The 3 Of The Best Recycled Building Materials For House Building

By   June 27, 2015

Recycled Building MaterialsToday there is a strong push for energy-efficient construction, in both commercial and residential building. For the builder side of this quest, their focus is the tight envelope, meaning the better a structure can keep out the rain and wind, the tighter the envelope. So when a builder can get that tight envelope using recycled building materials, then they have reached the ultimate in building.

And this brings us to disposable containers. While most people will agree that one of the biggest wastes we have are disposable containers, there are some things we need to consider as we wait for the laws to put in place that will ban them.

Disposable Containers and Packages

Surprisingly, some of the most useful recycled building materials we have today are from disposable containers and packages. Call it trash if you want, but when you think about how much they go through, they have to be strong. They go through production process then they are shipped. Then they are shelved in stores (have you ever watched stocking clerks load shelves? They aren’t exactly gentle with the merchandise). And then they are handled by consumer after consumer after consume.

Best of all, not only do you generate your own “trash” but you can go get recycled materials just about anywhere today. After the contents of the containers and packages are gone, they aren’t going to cost you anything, right? So with just a little effort and work, we could make some great use out of the aluminum, glass and steel that is filling our landfills.

Coca-Cola the Crowd Pleaser

Not that we are promoting any particular brand, but for example, Coca-Cola has a 48-ounce bottle they call the “Crowd Pleaser”. When you take twenty of those bottles and apply 10,000 pounds of pressure vertically, they were resilient. Compare that to almost 1,000 pounds of concrete blocks that are usually used in construction.
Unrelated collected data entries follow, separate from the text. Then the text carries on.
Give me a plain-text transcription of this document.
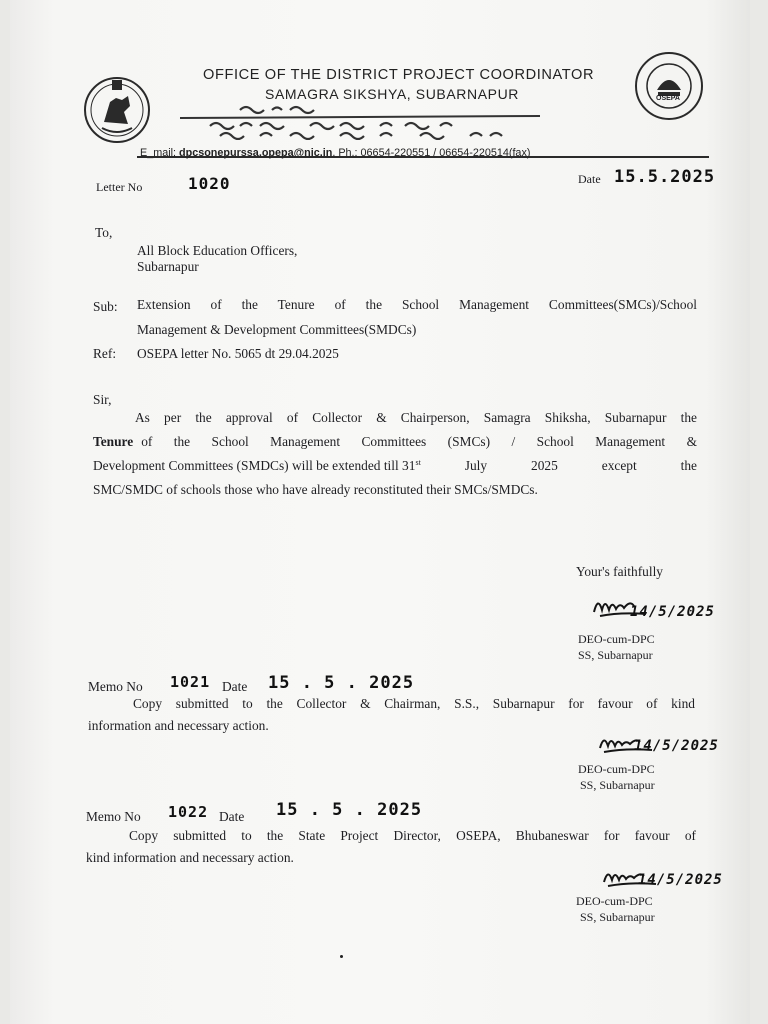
OSEPA
OFFICE OF THE DISTRICT PROJECT COORDINATOR
SAMAGRA SIKSHYA, SUBARNAPUR
E_mail: dpcsonepurssa.opepa@nic.in, Ph.: 06654-220551 / 06654-220514(fax)
Letter No	1020	Date 15.5.2025
To,
All Block Education Officers,
Subarnapur
Sub: Extension of the Tenure of the School Management Committees(SMCs)/School
Management & Development Committees(SMDCs)
Ref: OSEPA letter No. 5065 dt 29.04.2025
Sir,
As per the approval of Collector & Chairperson, Samagra Shiksha, Subarnapur the
Tenure of the School Management Committees (SMCs) / School Management &
Development Committees (SMDCs) will be extended till 31 st July 2025 except the
SMC/SMDC of schools those who have already reconstituted their SMCs/SMDCs.
Your's faithfully
14/5/2025
DEO-cum-DPC
SS, Subarnapur
Memo No 1021 Date 15 . 5 . 2025
Copy submitted to the Collector & Chairman, S.S., Subarnapur for favour of kind
information and necessary action.
14/5/2025
DEO-cum-DPC
SS, Subarnapur
Memo No 1022 Date 15 . 5 . 2025
Copy submitted to the State Project Director, OSEPA, Bhubaneswar for favour of
kind information and necessary action.
14/5/2025
DEO-cum-DPC
SS, Subarnapur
So while you ponder that little bit of information, let’s take a look at some other materials that you can recycle and have a structure that is as strong as anything else:

Steel

This material is growing more popular every day as a durable material for green building material. If you review the information provided by the Steel Recycling Institute, it just may have you thinking twice about using wood beams. Steel is strong when put up against earthquakes and high winds. When you compare the fact that it takes as many as 50 trees to build a house versus 6 scrapped cars to build one of steel, which would you say is the best of recycled building materials?

Concrete Forms

New life has been given to a technology that is at least 60 years old with the drive for finding recycled building materials. Concrete forms are made by “cast-in-place concrete walls that are sandwiched between two layers of insulation material.” Once the concrete is poured, the forms serve as layers of insulation and become a fixed part of the building. Findings from a study in 2010 found that structures made from these insulated concrete forms saved as much as 20 percent in energy compared to wood frame structures in colder climates.

Polyurethane Rigid Foam

When the manufacturer of surfboard material was fined by the EPA and went out of business, because of toxic chemicals they were using, a San Diego surfboard manufacturer began using plants like bamboo, hemp and kelp, to produce a foam material. Now this material is used in furniture, insulation, turbine blades as well as surfboards. It has a resistance to heat and moisture and is excellent for acoustics. It also provides protection of mold and pests and beats fiberglass or polystyrene with a higher R-value.

A Higher Cost

Still, with all these “new’ materials on the market for building, builders are shying away from them because of the cost factor. If they use them, they have to charge more and as a home buyer, you’re going to shop for the best price, hence, you pass over builder A because he may be eco-friendly using recycled building materials, but you’ll pay for that ‘green’ approach.  As business owners and homeowners, it is up to us to take that hit initially knowing that we’ll save our money over the years in energy costs.